The most apposite quote from Julie’s article was, “the union bureaucracy and its apologists to conceal their hostility…” Exactly!! It was almost possible to hear a collective sigh from delegates as they were all able to vote the same way and feel solemnly unanimous about a motion that dealt with some single issue not inconveniently involving any macro-social or political question! Motions calling for an end to racial discrimination et al. spring readily to mind. I recall an article by Hillary Wainwright (of Red Pepper fame); she demanded the inclusion of more women in political life!
Insofar as women have been discriminated against, treated as second-class citizens and generally patronised, that is reprehensible and manifestly nonsensical. The exclusion of such a large proportion of the working population is plainly lunatic. To invite anybody, regardless of their political orientation, but just because they are female, is to pander to a constituency of simpletons! Many right-wing organisations have been able, through the political posturing of gender encouragement, to “place” women in positions of power, e.g., Susana Villaran in Peru; Dilma Roussef and Martha Rocha in Brazil; in South Africa, Riah Phiyega; Mpumi Sithole, mentioned by Julie Hyland last August; Elizabeth Stevens, head of Political Risk; the latest political party in South Africa called “Agang” ...”Let’s Build” (ostensibly to fight corruption within the ANC), the partner of Steve Biko (credentials are quite good you may be forgiven for thinking)!

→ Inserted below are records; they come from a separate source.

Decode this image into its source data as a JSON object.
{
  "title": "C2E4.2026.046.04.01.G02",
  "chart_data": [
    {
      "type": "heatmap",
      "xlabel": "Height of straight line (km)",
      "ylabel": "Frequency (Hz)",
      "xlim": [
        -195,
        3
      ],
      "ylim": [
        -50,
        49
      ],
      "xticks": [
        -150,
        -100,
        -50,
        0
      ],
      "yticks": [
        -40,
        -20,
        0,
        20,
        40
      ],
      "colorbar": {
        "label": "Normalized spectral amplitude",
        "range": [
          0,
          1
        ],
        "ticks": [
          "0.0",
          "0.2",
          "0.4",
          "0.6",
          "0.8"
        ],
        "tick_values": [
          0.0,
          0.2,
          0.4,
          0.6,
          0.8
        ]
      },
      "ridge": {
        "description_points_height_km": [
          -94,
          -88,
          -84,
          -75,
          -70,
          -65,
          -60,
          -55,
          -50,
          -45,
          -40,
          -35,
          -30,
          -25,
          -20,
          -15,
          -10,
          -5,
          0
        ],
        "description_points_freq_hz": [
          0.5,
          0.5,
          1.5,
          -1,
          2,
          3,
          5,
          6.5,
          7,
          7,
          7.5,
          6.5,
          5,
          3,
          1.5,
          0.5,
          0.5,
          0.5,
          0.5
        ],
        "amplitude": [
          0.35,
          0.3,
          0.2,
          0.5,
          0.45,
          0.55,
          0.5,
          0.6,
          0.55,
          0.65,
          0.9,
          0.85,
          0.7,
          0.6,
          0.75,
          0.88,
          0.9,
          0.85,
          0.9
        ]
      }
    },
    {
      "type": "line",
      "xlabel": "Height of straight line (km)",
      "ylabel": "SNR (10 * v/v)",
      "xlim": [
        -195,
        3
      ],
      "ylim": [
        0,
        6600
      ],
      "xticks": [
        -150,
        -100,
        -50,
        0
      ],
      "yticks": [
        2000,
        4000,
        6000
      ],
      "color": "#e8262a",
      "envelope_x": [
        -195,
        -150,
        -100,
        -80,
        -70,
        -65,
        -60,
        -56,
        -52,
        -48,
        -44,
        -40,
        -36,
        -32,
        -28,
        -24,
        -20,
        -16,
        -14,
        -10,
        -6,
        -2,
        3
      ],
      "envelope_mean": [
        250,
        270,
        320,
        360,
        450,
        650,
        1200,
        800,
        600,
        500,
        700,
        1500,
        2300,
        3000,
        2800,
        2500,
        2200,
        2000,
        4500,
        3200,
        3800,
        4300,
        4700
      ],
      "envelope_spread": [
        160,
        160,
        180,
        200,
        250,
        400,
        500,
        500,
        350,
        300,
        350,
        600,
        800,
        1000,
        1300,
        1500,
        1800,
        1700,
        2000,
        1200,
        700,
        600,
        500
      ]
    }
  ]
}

She was a director of the World Bank and, crucially, a director and shareholder of “Gold Fields” one of the major mining interests in South Africa!
All single issues that spring to mind will be dealt with comprehensively by the overthrow of capitalism and the international organisation of all working people towards a socialist system that seeks to satisfy the needs of the proletariat by the proper utilisation of the world’s resources!
This process can best be illustrated by the juxtaposition of two perfect but opposite examples.
The first is Julie Hyland’s easily understood breakdown of the “London riots”, an historical perspective and a future direction, given at the Berlin election campaign rally (23 Sept. 2011)
The second is an appearance by Ken Loach on “Question Time”, a BBC 1 TV programme broadcast in the UK during the evening of 28th February. A perfect article by Stefan Steinberg on the Berlin Film Festival describes the Loach “political persona” in his latest documentary.
The question that addressed the panel was “Is a woman safe in British politics?” The question referred obliquely to the allegations of “inappropriate behaviour” by a senior politician. The politicians on the panel called for a changed in men’s attitude to women. Ken Loach opined that the culprit was power and the issue of gender didn’t apply... Quite right; his reply called for a change of system... Quite right. The crucial question is completely unanswered. To what, when, why, how to achieve it? Nothing beyond ‘we must change’...
Thanks for the space to vent my spleen!!